Metabolic Discovery Technology Group, Molecular Discovery Research, GlaxoSmithKline, 5 Moore Drive, Research Triangle Park, NC 27709, USA.
PPAR Res. 2011;2011:179454. doi: 10.1155/2011/179454. Epub 2011 Oct 15.
Growing evidence indicates that PPARγ agonists, including rosiglitazone (RSG), induce adipose mitochondrial biogenesis. By systematically analyzing mitochondrial gene expression in two common murine adipocyte models, the current study aimed to further establish the direct role of RSG and capture temporal changes in gene transcription. Microarray profiling revealed that in fully differentiated 3T3-L1 and C3H/10T1/2 adipocytes treated with RSG or DMSO vehicle for 1, 2, 4, 7, 24, and 48 hrs, RSG overwhelmingly increased mitochondrial gene transcripts time dependently. The timing of the increases was consistent with the cascade of organelle biogenesis, that is, initiated by induction of transcription factor(s), followed by increases in the biosynthesis machinery, and then by increases in functional components. The transcriptional increases were further validated by increased mitochondrial staining, citrate synthase activity, and O(2) consumption, and were found to be associated with increased adiponectin secretion. The work provided further insight on the mechanism of PPARγ-induced mitochondrial biogenesis in differentiated adipocytes.

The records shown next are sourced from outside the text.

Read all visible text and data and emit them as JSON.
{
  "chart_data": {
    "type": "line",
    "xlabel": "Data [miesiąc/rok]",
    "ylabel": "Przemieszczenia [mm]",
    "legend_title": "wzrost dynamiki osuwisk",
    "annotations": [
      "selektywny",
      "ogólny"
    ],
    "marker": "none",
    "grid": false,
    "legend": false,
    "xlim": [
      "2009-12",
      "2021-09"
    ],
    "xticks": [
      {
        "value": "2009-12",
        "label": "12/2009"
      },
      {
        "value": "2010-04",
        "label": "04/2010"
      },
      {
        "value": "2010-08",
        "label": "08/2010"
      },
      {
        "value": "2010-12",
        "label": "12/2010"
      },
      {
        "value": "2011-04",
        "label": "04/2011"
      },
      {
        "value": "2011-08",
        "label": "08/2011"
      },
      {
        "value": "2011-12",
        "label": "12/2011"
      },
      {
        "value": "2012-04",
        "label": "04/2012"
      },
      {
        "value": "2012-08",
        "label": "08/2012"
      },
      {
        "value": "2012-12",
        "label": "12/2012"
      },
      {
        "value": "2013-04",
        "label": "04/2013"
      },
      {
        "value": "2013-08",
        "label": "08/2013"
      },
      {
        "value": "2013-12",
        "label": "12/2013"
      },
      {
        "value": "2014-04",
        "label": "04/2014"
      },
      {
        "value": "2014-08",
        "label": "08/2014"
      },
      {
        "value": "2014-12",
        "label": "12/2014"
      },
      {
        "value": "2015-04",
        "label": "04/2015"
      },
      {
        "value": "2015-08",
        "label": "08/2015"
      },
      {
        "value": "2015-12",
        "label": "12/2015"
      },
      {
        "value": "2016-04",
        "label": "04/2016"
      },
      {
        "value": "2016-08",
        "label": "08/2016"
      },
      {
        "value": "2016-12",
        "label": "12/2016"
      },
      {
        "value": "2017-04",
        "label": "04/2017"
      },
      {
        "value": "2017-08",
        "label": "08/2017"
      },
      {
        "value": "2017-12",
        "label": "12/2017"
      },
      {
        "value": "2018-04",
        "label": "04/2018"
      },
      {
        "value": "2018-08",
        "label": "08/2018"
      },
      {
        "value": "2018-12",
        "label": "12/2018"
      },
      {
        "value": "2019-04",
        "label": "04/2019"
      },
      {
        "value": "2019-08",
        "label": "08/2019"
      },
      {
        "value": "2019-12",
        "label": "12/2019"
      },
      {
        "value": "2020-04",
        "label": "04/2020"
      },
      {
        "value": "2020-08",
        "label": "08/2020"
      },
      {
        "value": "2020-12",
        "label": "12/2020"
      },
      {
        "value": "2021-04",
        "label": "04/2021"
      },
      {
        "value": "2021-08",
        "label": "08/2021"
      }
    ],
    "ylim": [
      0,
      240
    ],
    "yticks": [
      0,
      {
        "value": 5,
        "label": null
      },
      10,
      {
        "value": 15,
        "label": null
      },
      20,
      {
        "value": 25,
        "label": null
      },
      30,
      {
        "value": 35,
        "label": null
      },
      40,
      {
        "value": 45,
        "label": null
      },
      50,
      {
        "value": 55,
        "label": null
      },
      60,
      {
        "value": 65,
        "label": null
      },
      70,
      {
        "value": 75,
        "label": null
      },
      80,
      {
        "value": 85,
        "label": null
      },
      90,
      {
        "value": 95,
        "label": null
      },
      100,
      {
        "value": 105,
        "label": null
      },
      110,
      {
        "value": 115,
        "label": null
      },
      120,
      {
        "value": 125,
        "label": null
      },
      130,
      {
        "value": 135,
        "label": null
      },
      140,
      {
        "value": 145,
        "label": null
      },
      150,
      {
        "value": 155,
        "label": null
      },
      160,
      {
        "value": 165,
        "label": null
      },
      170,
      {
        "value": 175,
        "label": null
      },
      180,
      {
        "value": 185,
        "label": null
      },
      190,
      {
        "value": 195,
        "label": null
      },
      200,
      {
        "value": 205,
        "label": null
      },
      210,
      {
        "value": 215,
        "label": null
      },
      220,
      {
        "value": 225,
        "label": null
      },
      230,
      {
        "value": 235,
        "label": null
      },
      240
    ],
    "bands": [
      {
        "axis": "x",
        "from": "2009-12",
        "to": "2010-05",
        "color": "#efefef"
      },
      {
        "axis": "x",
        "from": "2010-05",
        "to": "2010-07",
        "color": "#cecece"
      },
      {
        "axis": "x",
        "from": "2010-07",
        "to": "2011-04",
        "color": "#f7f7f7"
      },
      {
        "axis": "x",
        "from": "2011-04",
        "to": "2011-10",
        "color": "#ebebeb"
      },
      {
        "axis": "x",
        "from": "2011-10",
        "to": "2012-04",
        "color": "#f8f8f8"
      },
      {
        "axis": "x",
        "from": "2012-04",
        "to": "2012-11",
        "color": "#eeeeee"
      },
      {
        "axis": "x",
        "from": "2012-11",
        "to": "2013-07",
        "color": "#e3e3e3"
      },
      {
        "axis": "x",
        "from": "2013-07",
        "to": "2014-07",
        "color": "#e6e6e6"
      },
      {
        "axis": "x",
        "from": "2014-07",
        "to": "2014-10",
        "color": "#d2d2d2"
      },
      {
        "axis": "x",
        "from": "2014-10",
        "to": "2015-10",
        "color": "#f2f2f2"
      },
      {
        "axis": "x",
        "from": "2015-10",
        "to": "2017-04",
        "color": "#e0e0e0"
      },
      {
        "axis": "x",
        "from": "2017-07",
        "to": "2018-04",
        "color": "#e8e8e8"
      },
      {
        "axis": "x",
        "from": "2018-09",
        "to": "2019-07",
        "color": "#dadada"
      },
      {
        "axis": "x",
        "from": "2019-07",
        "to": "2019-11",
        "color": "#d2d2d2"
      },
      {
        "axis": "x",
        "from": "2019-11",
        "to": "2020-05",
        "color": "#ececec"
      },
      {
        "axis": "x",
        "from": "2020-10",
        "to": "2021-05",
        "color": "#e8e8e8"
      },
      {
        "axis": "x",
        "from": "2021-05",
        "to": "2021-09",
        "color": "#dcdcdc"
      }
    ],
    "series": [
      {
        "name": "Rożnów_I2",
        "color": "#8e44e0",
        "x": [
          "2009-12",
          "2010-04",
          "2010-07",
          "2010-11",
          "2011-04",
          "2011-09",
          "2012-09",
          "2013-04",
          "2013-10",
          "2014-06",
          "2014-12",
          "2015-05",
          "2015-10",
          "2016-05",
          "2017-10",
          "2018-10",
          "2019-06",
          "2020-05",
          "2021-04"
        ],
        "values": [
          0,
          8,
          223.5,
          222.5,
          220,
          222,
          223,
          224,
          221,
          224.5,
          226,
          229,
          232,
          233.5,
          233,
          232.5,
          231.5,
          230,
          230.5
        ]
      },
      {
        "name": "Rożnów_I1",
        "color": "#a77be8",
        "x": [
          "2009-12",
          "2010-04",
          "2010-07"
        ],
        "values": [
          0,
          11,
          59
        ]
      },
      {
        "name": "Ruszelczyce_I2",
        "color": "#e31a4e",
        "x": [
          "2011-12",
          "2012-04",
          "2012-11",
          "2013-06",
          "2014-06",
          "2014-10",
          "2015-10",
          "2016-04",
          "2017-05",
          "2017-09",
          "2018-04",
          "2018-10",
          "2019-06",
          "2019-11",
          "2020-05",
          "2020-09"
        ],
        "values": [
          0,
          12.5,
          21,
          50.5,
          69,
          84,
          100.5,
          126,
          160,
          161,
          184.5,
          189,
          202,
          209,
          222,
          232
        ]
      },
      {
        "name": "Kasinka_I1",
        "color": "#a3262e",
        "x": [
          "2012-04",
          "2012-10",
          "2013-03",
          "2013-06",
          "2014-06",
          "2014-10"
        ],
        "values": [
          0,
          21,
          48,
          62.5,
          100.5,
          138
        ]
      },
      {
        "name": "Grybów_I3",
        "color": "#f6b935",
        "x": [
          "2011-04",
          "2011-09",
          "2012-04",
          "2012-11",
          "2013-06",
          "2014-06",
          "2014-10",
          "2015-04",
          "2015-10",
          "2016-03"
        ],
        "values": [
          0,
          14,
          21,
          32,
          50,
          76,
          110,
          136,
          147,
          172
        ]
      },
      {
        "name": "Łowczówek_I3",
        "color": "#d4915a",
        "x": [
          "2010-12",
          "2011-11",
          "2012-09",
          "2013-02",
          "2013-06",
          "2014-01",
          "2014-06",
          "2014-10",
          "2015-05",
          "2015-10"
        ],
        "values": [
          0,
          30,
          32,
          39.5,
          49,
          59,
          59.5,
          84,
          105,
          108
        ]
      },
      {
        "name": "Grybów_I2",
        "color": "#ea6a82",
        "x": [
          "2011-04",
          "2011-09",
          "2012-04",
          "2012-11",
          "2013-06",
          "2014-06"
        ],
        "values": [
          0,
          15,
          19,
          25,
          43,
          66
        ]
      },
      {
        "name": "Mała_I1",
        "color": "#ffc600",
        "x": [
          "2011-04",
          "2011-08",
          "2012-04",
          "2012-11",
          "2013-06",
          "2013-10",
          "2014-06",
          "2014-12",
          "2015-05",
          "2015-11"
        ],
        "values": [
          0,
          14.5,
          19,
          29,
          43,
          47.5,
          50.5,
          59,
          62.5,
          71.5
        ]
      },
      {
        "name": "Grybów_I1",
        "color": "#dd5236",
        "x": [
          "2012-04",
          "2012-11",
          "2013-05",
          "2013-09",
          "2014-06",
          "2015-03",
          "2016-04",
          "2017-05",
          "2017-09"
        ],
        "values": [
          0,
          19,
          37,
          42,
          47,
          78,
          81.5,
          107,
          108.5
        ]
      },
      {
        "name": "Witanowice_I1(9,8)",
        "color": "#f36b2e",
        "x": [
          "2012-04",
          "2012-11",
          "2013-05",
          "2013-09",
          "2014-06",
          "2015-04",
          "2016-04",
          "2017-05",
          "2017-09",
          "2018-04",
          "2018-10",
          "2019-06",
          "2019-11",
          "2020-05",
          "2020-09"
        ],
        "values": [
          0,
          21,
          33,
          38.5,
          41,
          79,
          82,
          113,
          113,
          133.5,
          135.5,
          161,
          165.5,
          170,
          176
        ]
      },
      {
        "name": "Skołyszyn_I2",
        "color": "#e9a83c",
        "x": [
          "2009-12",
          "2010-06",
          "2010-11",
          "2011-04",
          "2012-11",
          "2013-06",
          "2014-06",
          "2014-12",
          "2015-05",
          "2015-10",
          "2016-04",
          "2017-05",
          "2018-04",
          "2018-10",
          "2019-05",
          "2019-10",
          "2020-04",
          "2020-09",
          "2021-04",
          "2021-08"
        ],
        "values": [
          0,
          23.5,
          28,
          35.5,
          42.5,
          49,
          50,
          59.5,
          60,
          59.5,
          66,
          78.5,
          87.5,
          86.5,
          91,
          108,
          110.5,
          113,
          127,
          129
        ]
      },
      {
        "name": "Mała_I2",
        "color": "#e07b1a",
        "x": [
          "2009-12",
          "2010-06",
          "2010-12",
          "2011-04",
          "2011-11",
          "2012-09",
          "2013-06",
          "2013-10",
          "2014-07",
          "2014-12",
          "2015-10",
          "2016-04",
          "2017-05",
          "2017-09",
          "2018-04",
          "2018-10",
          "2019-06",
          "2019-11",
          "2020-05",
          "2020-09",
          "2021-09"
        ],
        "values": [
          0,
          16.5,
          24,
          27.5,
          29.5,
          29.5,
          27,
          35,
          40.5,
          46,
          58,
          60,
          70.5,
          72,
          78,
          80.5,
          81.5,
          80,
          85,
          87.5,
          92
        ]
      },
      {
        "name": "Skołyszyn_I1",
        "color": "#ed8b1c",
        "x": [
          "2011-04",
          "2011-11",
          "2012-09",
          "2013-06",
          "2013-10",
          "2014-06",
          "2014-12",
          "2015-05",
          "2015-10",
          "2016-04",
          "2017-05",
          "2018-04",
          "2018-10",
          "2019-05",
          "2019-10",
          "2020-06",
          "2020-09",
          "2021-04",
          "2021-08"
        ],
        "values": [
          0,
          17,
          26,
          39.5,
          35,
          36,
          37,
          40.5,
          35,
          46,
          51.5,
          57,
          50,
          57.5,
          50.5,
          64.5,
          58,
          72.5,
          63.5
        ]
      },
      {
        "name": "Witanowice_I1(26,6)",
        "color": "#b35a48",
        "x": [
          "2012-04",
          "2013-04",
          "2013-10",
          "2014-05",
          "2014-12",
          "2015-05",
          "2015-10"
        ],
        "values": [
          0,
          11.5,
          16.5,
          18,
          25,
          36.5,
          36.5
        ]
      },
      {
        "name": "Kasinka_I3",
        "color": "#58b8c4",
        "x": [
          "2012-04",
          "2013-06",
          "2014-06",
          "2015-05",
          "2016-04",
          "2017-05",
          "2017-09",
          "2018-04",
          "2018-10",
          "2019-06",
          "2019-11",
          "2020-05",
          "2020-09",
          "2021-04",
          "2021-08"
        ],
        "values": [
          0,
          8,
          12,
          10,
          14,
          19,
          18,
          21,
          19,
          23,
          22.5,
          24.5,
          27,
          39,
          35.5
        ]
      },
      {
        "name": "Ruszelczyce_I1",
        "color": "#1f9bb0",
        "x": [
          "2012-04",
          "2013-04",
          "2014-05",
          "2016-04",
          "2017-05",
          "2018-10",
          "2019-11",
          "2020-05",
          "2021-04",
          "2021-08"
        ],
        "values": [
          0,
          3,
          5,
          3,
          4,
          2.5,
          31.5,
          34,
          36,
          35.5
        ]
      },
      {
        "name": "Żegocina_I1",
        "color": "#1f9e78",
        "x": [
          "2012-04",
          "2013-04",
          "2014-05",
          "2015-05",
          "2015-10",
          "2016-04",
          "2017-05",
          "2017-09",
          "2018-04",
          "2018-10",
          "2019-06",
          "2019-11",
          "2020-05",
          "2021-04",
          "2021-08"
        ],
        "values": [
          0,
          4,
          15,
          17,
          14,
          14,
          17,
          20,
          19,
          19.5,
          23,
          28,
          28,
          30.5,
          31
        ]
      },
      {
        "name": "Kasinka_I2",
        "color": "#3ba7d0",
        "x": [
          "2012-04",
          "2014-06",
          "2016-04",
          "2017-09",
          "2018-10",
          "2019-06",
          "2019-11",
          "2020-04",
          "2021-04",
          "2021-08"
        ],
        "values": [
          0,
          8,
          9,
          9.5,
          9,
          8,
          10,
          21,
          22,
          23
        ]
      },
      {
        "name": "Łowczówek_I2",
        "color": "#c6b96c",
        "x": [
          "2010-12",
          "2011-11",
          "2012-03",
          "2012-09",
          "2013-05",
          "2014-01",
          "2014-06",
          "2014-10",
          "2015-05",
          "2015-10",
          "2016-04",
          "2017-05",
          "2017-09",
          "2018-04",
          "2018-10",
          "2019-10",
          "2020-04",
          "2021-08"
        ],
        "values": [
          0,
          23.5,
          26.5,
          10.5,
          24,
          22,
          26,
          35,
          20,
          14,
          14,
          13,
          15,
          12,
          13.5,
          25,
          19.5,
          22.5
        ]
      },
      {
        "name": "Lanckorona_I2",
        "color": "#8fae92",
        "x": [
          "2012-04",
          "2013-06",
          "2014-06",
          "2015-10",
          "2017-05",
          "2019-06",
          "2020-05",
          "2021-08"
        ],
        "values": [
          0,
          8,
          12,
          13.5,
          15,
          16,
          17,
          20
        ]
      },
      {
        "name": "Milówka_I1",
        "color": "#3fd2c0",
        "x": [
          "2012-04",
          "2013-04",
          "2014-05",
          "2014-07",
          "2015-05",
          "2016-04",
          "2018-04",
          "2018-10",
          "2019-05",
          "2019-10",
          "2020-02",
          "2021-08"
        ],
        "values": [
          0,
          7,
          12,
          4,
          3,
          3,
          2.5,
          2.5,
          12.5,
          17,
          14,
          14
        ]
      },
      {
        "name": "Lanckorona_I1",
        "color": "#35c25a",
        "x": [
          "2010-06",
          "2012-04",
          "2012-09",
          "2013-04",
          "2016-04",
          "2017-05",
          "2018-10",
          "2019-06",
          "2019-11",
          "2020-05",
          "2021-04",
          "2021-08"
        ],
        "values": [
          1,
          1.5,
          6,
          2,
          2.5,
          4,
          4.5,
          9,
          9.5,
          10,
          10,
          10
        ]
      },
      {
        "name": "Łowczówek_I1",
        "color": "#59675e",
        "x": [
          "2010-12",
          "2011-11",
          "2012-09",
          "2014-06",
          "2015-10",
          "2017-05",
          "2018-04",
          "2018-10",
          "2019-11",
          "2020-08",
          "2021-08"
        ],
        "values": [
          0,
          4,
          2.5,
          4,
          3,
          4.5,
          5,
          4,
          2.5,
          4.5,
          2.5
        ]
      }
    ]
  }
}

越来越多的证据表明,过氧化物酶体增殖物激活受体γ(PPARγ)激动剂,包括罗格列酮(RSG),可诱导脂肪组织中线粒体的生物发生。通过系统分析两种常见的鼠脂肪细胞模型中的线粒体基因表达,本研究旨在进一步确立 RSG 的直接作用,并捕捉基因转录的时间变化。微阵列分析显示,在经 RSG 或 DMSO 溶剂处理 1、2、4、7、24 和 48 小时的完全分化的 3T3-L1 和 C3H/10T1/2 脂肪细胞中,RSG 时间依赖性地极大地增加了线粒体基因转录物。增加的时间与细胞器生物发生的级联一致,即由转录因子的诱导开始,随后是生物合成机制的增加,然后是功能成分的增加。通过增加的线粒体染色、柠檬酸合酶活性和 O(2)消耗进一步验证了转录增加,并发现与脂联素分泌增加有关。这项工作为分化脂肪细胞中 PPARγ 诱导的线粒体生物发生的机制提供了进一步的见解。